The reaction underscored how troublesome the politics of immigration is for the administration, especially when it departs from the simpler — if polarizing — path of the president’s calls to build a border wall.
The new proposal urges a shift from an immigration system based primarily around family relationships to one based around education and job skills. It was largely the brainchild of Trump’s son-in-law and senior adviser Jared Kushner.
But the plan is noticeable as much for what it does not contain as for what it does — and for its slim chances of making it through Congress while Democrats control the House.
It includes no details on what is to be done about the millions of people living in the United States without authorization, nor any specifics about a guest-worker program or the fate of young people covered by the Obama-era Deferred Action for Childhood Arrivals (DACA) program, which was ended by Trump.

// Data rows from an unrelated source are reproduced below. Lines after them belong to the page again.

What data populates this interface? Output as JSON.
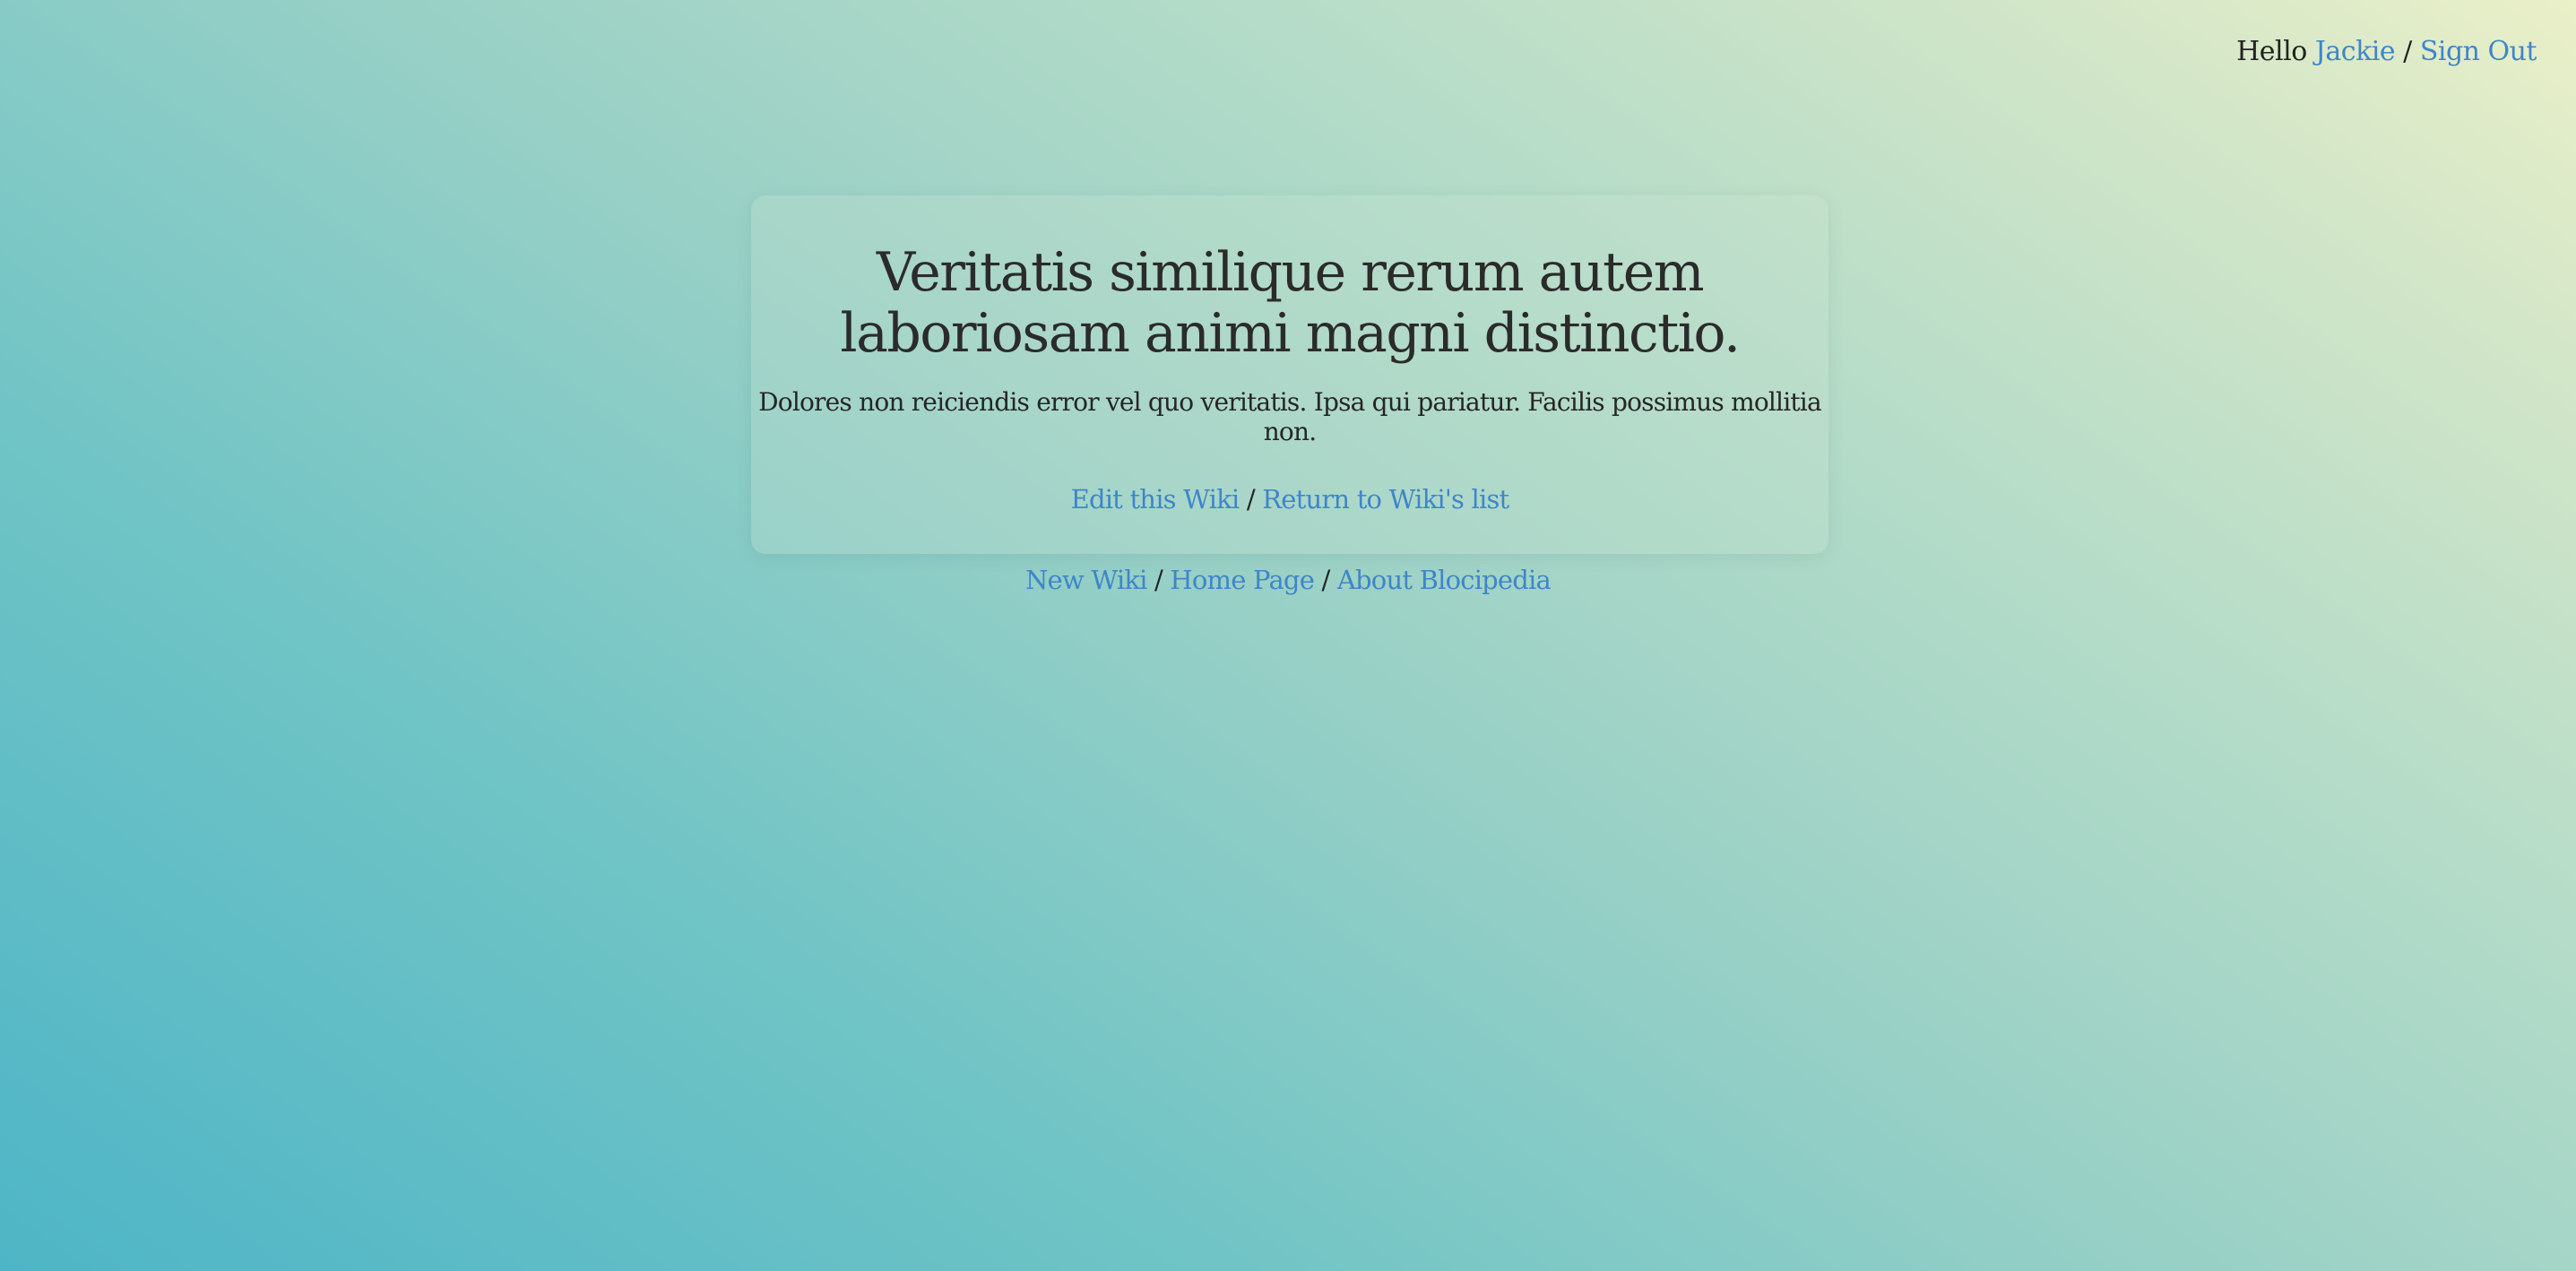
{
  "userbar": {
    "greeting": "Hello",
    "username": "Jackie",
    "separator": "/",
    "sign_out": "Sign Out"
  },
  "wiki": {
    "title": "Veritatis similique rerum autem laboriosam animi magni distinctio.",
    "body": "Dolores non reiciendis error vel quo veritatis. Ipsa qui pariatur. Facilis possimus mollitia non.",
    "links": {
      "edit": "Edit this Wiki",
      "separator": "/",
      "return": "Return to Wiki's list"
    }
  },
  "footer": {
    "new_wiki": "New Wiki",
    "sep1": "/",
    "home": "Home Page",
    "sep2": "/",
    "about": "About Blocipedia"
  },
  "colors": {
    "link": "#3f86c9",
    "text": "#2a2a2a"
  }
}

“The plan doesn’t address DACA! How can you not address that?” said one source in Trump’s orbit, who was granted anonymity to speak candidly.
Asked about that point by a reporter Thursday, White House Press Secretary Sarah Huckabee Sanders responded: “Every single time that we have put forward, or anyone else has put forward, any type of immigration plan that has included DACA, it’s failed. It’s a divisive thing.”
Sanders added that the new plan was “focused on a different part” of the immigration issue.
Trump loyalists fear that the proposal is not hardline enough to please his #MAGA base, even as they tacitly acknowledge it stands little chance of winning over centrist or liberal skeptics of the president.